Optimized Bucky Paper-Based Bioelectrodes for Oxygen–Glucose Fed Enzymatic Biofuel Cells

Abstract

This paper focuses on fabricating cost effective and time-efficient bioelectrodes for enzymatic bio fuel cells by immobilizing the enzymes, glucose oxidase, and laccase on the surface of buckeye composite Bucky paper (BP) without any redox cofactors. Electrochemical studies including linear sweep voltammetry, cyclic voltammetry open circuit potential, and electrochemical impedance spectroscopy were carried out to evaluate the performance of the prepared electrodes.

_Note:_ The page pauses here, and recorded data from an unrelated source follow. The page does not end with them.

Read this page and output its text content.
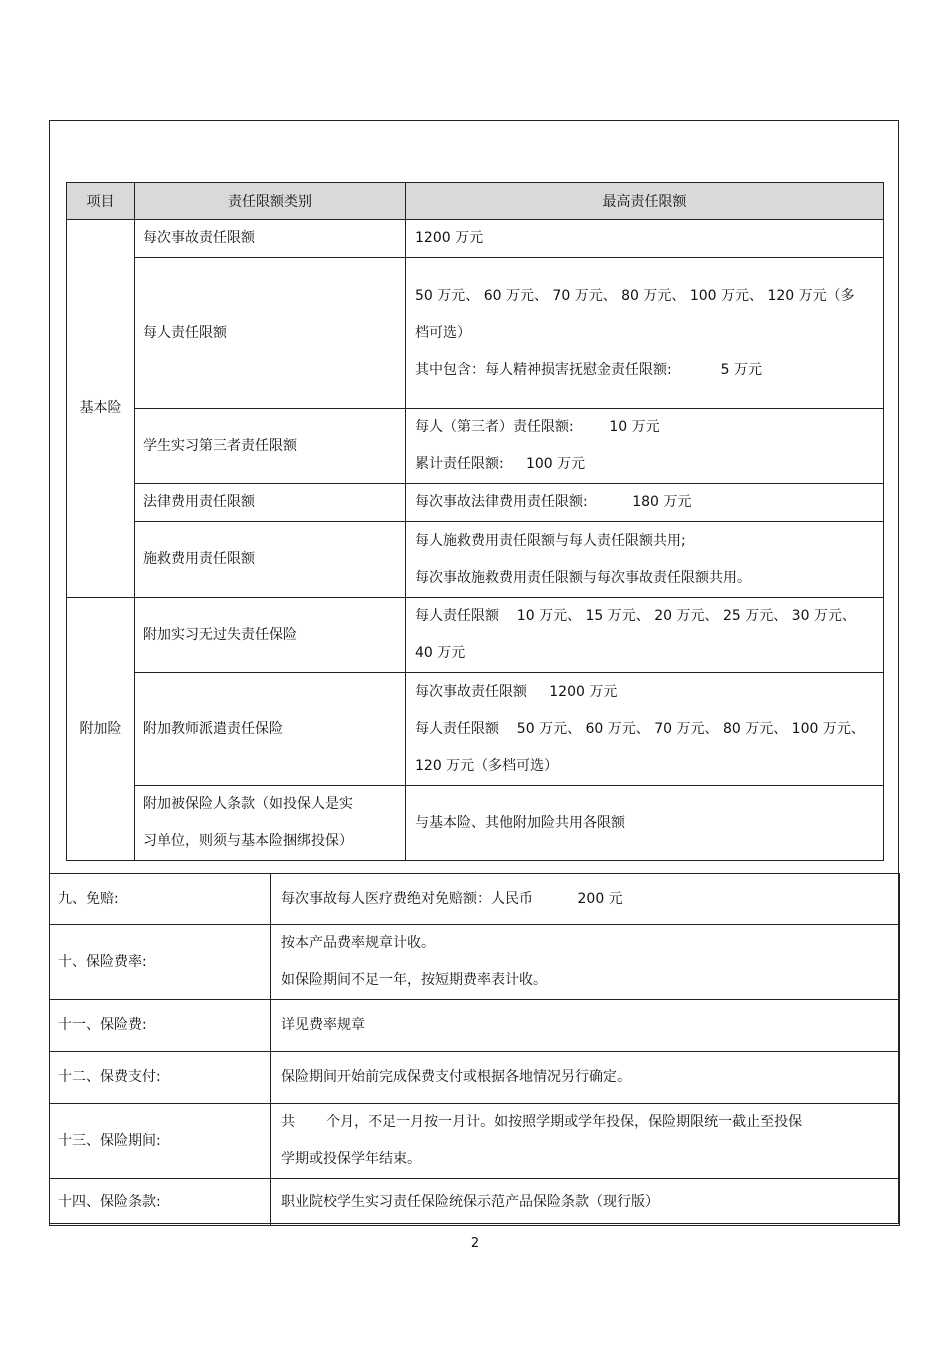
项目	责任限额类别	最高责任限额
基本险	每次事故责任限额	1200 万元

	每人责任限额	50 万元、 60 万元、 70 万元、 80 万元、 100 万元、 120 万元（多
档可选）
其中包含：每人精神损害抚慰金责任限额:           5 万元

	学生实习第三者责任限额	每人（第三者）责任限额:        10 万元
累计责任限额:     100 万元

	法律费用责任限额	每次事故法律费用责任限额:          180 万元

	施救费用责任限额	每人施救费用责任限额与每人责任限额共用;
每次事故施救费用责任限额与每次事故责任限额共用。

附加险	附加实习无过失责任保险	每人责任限额    10 万元、 15 万元、 20 万元、 25 万元、 30 万元、
40 万元

	附加教师派遣责任保险	每次事故责任限额     1200 万元
每人责任限额    50 万元、 60 万元、 70 万元、 80 万元、 100 万元、
120 万元（多档可选）

	附加被保险人条款（如投保人是实
习单位，则须与基本险捆绑投保）	与基本险、其他附加险共用各限额
九、免赔:	每次事故每人医疗费绝对免赔额：人民币          200 元

十、保险费率:	按本产品费率规章计收。
如保险期间不足一年，按短期费率表计收。

十一、保险费:	详见费率规章

十二、保费支付:	保险期间开始前完成保费支付或根据各地情况另行确定。

十三、保险期间:	共       个月，不足一月按一月计。如按照学期或学年投保，保险期限统一截止至投保
学期或投保学年结束。

十四、保险条款:	职业院校学生实习责任保险统保示范产品保险条款（现行版）
2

Maximum current density of 9.79 mA/cm2 at 0.4 V and 2 mA/cm2 at 0.3 V was observed for anode and cathode, respectively, at a scan rate of 10 mV/s at 40-mM glucose concentration. Morphological studies using scanning electron microscope revealed uniform dispersion of the enzymes on the surface of the BP electrodes facilitating the presence of enzyme active sites for catalytic reactions. The absence of redox cofactors in this approach dramatically reduces the cost and fabrication cycle time and also preserves their biocompatible nature. The fabricated BP-based bioelectrodes have shown excellent performance and further encourage toward future studies at the microfluidics level.